CAMDEN, Emma; Sculpture: Cold waters
Emma Camden was born in Southsea, England. In 1987 Camden enrolled in the glass studies program at Sunderland Polytechnic and received a Bachelor of Arts (with Honours) from the University of Sunderland in 1990. In 1991 she migrated to New Zealand where she lectured at the Carrington Polytechnic from 1992 to 1993, and the Waikato Polytechnic in 1994. In 1994 and 1996 Camden worked with fellow cast glass artist Ann Robinson (also represented in the Queensland Art Gallery's Collection) and explored the techniques of glass casting. Since 1992 Camden has regularly exhibited her work in New Zealand, the United States, and Australia. Smaller works (such as that in the collection of the Wagga Wagga City Art Gallery) have utilised the lost-wax technique.

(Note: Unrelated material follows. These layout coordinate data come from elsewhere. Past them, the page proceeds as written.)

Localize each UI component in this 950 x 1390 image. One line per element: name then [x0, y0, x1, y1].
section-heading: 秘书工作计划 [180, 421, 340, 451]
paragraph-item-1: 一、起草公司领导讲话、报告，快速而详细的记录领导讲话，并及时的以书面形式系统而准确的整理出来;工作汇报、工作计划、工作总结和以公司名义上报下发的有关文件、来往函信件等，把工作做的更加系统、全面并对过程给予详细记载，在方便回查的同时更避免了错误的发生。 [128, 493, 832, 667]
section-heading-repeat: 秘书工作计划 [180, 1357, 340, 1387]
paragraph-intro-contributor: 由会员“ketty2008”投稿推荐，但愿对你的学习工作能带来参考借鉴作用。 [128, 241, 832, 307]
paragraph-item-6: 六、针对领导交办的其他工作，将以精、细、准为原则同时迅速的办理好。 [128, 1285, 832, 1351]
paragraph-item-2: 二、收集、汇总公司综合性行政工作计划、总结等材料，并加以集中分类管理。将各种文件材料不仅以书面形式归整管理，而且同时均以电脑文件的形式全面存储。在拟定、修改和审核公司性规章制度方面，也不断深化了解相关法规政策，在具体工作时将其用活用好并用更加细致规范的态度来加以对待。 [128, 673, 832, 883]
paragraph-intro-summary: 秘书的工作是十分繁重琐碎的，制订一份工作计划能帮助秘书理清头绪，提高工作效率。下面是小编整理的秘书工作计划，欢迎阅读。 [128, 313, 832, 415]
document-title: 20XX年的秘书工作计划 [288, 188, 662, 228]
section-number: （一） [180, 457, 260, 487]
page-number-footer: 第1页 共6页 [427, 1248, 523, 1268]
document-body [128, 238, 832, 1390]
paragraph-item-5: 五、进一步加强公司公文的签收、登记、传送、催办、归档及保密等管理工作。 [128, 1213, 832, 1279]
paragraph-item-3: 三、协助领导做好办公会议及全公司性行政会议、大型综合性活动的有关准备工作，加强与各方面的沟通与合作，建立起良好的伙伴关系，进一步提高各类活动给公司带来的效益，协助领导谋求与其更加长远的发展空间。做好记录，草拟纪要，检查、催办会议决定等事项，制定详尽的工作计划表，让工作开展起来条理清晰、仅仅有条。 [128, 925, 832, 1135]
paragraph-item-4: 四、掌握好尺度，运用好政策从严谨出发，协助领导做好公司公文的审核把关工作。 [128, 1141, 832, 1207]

Camden endeavours to express a satirical viewpoint of life by using universal symbols such as the teapot and the ship, which she intentionally transforms into non-functional forms. She states: 'These hollow vessels encapsulate your dreams, trapped by the physical glass, but translucent, allowing only your thoughts to enter.'(1) In the work Sculpture: Cold waters the lip of the vase has been transformed into a huge wave which will finally sink the floundering ship. This fate was incurred by many ships in the dangerous southern oceans and, indeed, by our dreams and aspirations when swamped by the cold waters of reality.
1. Camden, Emma [artist's statement] in Bowling along, Savode Gallery, Brisbane, June 1996.